Es würde den Rahmen sprengen, hier die vielen indirekten Textzitate aus mehreren philosophischen Werken genauer anzuschauen.

  • Aspekt 2: Stadt-Ideen

Die ersten drei Minuten des Films reichen im Grunde aus, um die Stadt topografisch zu erfassen. Die Treppen, die Alice vom Viertel Croix-Rousse hin zum Rathaus hinabsteigt, bleiben im Gedächtnis. Damals fehlte mir das Interesse, sie zu abzulichten; heute weiß ich, dass eine Stadt mit vielen Treppen reizvoll aufgrund der Perspektivik ist. Im Film kann der Zuschauer im wahrsten Sinne des Wortes in die Handlung eintauchen, die an Alices neuem Arbeitsplatz in unmittelbarer Nähe zur Personalabteilung der Stadtverwaltung einsetzt:

Die Treppen in Lyon
Charakteristische Treppen in Lyon – Screenshot aus Alice oder Die Bescheidenheit; Regie: Nicolas Pariser; 1min35sek

Alice wird bei den Beratungen eines „comités de réflexion“ zu einer Vision für Lyon 2500 eingespannt, um die 2500 Jahre alte Geschichte der Stadt zu ihren Gunsten als Trumph zu vermarkten und  zu zeigen, dass die Stadt anders als die Bevölkerung „links“, also progressiv ist. Substanziell kommt dabei wenig heraus, meist sind es großspurige Wünsche, gerade von einem fragwürdigen und blassen Berater namens Patrick Brac. Der Widerspruch bleibt unauflöslich: Die Stadtgeschichte soll für die Zukunft(sforschung) herhalten (im Film ist häufiger von „prospective“ die Rede). Alice merkt schnell, dass ihr wichtigster Kritikpunkt vom Stadtoberhaupt ernst genommen wird: Es fehlt gerade bei diesem Projekt an Bescheidenheit, die durch die Betonung der begrenzten Ressourcen in der Welt wieder erlangt werden könnte. Der linke Bürgermeister, der traditionell an den sozialen und kulturellen Fortschritt der Gesellschaft glaubt, kann sich jedoch nicht damit abfinden, Ressourcenknappheit zu verwalten.

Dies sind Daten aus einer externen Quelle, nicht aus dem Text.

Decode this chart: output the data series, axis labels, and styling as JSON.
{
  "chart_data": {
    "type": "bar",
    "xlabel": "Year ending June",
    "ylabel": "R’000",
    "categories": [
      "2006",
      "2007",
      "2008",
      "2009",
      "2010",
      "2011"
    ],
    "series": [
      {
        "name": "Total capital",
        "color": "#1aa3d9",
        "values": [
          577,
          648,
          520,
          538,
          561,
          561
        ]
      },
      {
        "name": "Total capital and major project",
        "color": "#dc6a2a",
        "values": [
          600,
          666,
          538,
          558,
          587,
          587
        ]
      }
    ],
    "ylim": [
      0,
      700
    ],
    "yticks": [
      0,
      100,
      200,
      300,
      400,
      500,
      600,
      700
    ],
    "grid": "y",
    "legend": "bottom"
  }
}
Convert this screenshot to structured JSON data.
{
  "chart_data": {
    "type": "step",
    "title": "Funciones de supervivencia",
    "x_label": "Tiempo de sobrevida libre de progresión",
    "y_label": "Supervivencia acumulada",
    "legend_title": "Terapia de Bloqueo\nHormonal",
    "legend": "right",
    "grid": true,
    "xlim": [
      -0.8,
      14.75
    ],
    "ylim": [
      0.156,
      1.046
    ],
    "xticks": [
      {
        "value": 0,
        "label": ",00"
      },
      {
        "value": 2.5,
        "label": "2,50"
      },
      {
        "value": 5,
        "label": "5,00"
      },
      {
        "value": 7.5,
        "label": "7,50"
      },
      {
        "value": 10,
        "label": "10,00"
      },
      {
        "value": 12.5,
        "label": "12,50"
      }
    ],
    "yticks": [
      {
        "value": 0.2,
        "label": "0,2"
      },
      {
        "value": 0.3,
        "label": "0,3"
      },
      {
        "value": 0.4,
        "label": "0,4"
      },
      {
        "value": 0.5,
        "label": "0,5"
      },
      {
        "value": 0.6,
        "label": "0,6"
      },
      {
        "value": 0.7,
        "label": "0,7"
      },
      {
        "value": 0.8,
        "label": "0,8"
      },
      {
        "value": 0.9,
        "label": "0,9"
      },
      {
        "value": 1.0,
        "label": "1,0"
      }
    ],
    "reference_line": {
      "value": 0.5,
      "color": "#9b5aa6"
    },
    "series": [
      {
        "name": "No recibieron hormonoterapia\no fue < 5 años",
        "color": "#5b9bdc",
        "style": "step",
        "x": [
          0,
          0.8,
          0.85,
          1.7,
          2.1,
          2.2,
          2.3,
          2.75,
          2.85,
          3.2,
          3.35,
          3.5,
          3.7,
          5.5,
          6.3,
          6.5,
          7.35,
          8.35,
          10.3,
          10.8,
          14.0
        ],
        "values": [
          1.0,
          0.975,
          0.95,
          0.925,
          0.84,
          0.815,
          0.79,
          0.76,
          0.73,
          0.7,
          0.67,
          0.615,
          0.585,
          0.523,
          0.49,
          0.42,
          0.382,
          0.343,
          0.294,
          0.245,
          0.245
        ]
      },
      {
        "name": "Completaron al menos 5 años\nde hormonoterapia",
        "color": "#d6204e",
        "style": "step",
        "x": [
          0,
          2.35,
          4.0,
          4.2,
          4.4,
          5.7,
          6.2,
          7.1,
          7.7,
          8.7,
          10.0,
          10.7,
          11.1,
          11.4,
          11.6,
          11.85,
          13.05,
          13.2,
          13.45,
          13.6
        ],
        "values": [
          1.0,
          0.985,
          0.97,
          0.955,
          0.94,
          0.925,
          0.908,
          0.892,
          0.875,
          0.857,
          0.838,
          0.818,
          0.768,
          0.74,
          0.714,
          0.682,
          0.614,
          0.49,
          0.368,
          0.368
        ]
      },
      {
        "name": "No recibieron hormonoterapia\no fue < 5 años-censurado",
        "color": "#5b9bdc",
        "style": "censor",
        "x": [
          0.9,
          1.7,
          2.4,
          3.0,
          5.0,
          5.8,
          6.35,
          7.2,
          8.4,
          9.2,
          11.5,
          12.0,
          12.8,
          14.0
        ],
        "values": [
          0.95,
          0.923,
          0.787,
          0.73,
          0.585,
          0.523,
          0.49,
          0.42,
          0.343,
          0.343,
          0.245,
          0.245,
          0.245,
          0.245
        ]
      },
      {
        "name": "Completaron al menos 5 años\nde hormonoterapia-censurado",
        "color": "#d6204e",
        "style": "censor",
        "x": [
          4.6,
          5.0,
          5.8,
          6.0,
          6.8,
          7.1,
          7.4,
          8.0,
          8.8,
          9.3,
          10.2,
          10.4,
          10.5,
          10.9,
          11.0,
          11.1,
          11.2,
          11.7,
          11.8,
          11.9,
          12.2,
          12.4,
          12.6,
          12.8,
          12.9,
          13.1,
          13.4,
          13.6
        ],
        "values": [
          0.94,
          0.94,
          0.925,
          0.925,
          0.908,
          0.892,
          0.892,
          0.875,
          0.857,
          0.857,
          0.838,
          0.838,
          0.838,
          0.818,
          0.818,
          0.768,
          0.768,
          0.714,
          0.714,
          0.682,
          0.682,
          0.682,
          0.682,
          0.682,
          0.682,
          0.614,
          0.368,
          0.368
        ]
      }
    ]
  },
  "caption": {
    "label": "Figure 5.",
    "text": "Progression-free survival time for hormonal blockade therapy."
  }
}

Die unergiebigen Absprachen und Dialoge zeigen sich vor und nach einem Opernabend: Die ganze Entourage von Alice schaut sich mit ihr in der berühmten Oper (gebaut von Jean Nouvel) Richard Wagners Das Rheingold an; sichtbar werden die Aufführungsplakate mit dem Titel Un ring für die vier Ring-Opern Wagners gezeigt. Dabei rückt der Opernstoff komplett in den Hintergrund; Alice hat eigentlich ein Date mit einem Intellektuellen, der an einer Podiumsdiskussion zu Lyon 2500 teilgenommen hat, doch kann sie sich nicht von ihrer beruflichen Umgebung befreien.

So ist kurz vor Ausbruch der Corona-Pandemie ein Film entstanden, der ohne die Bezugnahme auf Social Media das Wesen und das Unwesen von politischem Gestaltungswillen inszeniert. Teils komisch und im wahrsten Sinne des Worte leichtfüßig (Paul Théraneau gibt sich auch als Fan von Birkenstock-Sandalen zu erkennen!), teils nachdenklich und leise, so dass die Titelmusik, das Siciliano für Klavier (BWV 1031), einen glänzend ruhigen Ton vorgibt. Das Unspektakuläre schafft in diesem Film den ausreichenden Tiefgang.    

Der Film ist leider in der deutschen Version im Internet nicht zu finden. Auch die französische DVD (Produzent ist das Unternehmen bizibi), bestellbar bei der Fnac, hat keine mehrsprachige Version  zu bieten. Über Privatanbieter lässt sie sich am einfachsten beziehen. Zur Info noch eine weitere Rezension zum Film. Deutlich positiver berichtete das Schweizer Fernsehen zum Film.